= Michmas =

Ancient Israelite and Jewish town, identified with modern-day Mukhmas

Michmas (/ˈmɪkmæʃ/; מִכְמָשׂ or מִכְמָס) was an Israelite and Jewish town located in the highlands north of Jerusalem. According to the Hebrew Bible, it belonged to the Tribe of Benjamin. It was the setting of the biblical Battle of Michmash, recounted in 1 Samuel 14. Michmas was inhabited during the Second Temple period, when, according to the Mishnah, its fine wheat was brought to the Temple.
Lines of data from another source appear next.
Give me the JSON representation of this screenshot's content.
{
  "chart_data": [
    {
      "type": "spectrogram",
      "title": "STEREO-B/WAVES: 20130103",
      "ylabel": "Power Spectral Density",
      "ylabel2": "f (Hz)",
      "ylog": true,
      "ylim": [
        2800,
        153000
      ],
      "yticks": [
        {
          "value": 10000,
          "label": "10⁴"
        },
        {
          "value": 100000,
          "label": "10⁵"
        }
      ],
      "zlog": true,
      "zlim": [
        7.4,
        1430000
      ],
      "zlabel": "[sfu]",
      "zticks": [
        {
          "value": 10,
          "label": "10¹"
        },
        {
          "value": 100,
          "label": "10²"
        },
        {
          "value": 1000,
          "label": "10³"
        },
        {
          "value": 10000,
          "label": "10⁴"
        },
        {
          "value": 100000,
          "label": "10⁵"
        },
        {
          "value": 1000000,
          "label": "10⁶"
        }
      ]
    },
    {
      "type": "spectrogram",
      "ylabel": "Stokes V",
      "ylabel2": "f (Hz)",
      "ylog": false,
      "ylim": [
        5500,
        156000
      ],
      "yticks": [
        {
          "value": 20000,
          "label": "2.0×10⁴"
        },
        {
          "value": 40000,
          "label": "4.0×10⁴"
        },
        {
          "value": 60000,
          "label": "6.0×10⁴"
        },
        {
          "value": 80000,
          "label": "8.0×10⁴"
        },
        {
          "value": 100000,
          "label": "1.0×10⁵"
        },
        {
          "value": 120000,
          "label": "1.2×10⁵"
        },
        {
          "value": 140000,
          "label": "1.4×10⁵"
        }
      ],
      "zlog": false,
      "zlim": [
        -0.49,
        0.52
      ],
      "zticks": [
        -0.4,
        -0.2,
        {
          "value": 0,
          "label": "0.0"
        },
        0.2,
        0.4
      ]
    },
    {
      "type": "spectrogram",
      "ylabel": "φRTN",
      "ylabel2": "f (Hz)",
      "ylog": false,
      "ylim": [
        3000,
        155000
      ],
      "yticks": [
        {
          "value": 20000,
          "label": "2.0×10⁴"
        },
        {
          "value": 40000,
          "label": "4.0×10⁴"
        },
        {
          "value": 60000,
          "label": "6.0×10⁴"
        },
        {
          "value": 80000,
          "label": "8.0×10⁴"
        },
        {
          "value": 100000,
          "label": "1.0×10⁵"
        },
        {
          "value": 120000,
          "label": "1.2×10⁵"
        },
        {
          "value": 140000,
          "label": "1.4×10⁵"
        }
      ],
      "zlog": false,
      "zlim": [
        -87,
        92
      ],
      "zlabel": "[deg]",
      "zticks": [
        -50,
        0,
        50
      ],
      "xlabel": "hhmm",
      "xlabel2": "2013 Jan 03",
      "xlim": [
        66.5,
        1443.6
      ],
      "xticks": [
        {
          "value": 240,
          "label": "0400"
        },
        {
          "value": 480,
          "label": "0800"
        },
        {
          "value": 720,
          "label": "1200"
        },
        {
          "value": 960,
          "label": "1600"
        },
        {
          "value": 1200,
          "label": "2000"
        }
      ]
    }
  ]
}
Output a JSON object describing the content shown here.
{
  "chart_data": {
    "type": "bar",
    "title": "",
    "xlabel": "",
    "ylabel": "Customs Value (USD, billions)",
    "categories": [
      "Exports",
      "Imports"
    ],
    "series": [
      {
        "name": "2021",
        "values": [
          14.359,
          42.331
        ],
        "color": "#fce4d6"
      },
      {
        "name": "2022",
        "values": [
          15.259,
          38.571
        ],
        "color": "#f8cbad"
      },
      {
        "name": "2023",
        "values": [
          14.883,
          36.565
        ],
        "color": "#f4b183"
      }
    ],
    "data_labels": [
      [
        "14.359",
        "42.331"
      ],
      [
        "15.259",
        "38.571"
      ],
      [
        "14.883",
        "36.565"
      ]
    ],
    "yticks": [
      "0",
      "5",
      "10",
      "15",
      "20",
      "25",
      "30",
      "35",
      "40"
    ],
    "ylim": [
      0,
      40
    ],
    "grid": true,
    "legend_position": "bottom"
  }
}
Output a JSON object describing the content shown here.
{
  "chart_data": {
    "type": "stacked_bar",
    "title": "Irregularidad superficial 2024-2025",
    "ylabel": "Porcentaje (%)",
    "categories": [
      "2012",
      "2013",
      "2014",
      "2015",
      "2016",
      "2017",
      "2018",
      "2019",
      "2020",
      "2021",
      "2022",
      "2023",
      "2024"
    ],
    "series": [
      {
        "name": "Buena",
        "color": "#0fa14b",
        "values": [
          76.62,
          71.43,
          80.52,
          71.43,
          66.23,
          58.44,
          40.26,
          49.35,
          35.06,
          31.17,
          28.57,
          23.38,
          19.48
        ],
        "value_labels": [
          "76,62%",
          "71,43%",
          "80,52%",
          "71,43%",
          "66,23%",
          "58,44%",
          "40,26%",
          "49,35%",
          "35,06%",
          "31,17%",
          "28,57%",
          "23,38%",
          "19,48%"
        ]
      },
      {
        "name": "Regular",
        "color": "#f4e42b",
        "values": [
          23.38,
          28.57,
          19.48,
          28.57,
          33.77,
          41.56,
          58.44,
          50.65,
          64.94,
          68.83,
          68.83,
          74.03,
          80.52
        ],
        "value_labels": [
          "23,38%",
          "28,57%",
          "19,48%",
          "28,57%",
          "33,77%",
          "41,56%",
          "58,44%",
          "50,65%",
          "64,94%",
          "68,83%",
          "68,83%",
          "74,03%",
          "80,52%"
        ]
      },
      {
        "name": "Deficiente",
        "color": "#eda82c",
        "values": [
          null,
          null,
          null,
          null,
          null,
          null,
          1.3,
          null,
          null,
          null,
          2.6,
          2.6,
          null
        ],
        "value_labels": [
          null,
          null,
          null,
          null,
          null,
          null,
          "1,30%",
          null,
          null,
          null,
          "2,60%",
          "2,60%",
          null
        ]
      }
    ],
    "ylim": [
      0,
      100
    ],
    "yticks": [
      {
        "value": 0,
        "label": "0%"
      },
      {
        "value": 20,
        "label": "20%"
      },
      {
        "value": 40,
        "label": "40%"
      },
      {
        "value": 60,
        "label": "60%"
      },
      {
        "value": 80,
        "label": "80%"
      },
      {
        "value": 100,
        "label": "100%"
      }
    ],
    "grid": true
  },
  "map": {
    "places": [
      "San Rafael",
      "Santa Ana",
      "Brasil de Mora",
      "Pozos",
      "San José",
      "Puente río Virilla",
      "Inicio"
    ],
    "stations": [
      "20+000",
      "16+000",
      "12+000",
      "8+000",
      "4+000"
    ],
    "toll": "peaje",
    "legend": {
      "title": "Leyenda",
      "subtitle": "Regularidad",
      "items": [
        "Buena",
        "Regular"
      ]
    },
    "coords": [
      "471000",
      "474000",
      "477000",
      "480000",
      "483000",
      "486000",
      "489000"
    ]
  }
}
Michmas is identified with the Palestinian village of Mukhmas in the West Bank, which preserves its ancient name. The nearby Israeli settlement Ma'ale Mikhmas, founded in 1981, is also named after the biblical town.

==Location==
Michmas was located near Geba, east of Bethel and south of Migron, and on the road to Jerusalem. Michmas lay on the line of march of an invading army from the north, on the north side of a steep and precipitous wadi known today in Arabic as Wadi es-Suweinit ("valley of the little thorn-tree" or "the acacia"), and in Modern Hebrew as Nahal Michmas.

==Biblical account==

The town is known by its connection with the Philistine war of Saul and Jonathan, as it was the site of the Battle of Michmash recounted in the Bible. In 1 Samuel 13 ‘And Saul, and Jonathan his son, and the people that were present with them, abode in Gibeah of Benjamin, but the Philistines encamped in Michmas. According to this record, with the element of surprise and with confidence in God's help, King Saul's son Jonathan and his armour-bearer attacked and killed many in the Philistines garrison, causing panic throughout and a Philistine rout.

It tells how Jonathan and his armor-bearer showed themselves ‘to the Philistines’ garrison’ on the other side, and how they passed two sharp rocks: ‘there was a sharp rock on the one side, and a sharp rock on the other side: and the name of the one was Bozez and the name of the other Seneh.’ They clambered up the cliff and overpowered the garrison ‘within as it were an half acre of land, which a yoke of oxen might plough.’ The main body of the enemy awakened by the mêlée thought they were surrounded by Saul's troops and ‘melted away and they went on beating down one another.’

==From Sennacherib to Maccabaeans==
Isaiah mentions the town in the context of Sennacherib's invasion during the reign of Hezekiah. After the captivity the men of the place returned. At a later date it became the residence of Jonathan Maccabaeus and the seat of his government.

==Second Temple period==
Modern scholars have suggested that Michmas was a priestly settlement during the Second Temple period. It was inhabited up until Bar-Kokhba revolt, during the early 2nd century CE. The Mishnah teaches that the finest of the wheat used in the offering of the Omer was taken from Michmas and from Zanoah (Menachot 8:1).

During the 1980s, 4 clusters of tombs, consisting of roughly 70 burial caves, were found in the vicinity of modern-day Mukhmas. In one of the burial caves, an ancient graffiti of a seven-branched menorah was found, together with a Paleo-Hebrew inscription. In the 1990s, German researchers purchased a ossuary found in Mukhmas bearing the name ‘Shimeon L[evi]’, written in the Hebrew alphabet.

==World War I==
During World War I, British forces under the command of General Allenby were to face the Turks at the same location. Major Vivian Gilbert of the British army relates the story of an unnamed brigade major who was reading his Bible while contemplating the situation against the Ottoman forces. The brigade major remembered a town by the name of Michmash mentioned somewhere in the Bible. He found the verses, and discovered that there was a secret path around the town. He woke the brigadier general, and they found that the path still existed and was very lightly guarded. The British forces used this path to outmaneuver the Ottomans, and so took the town.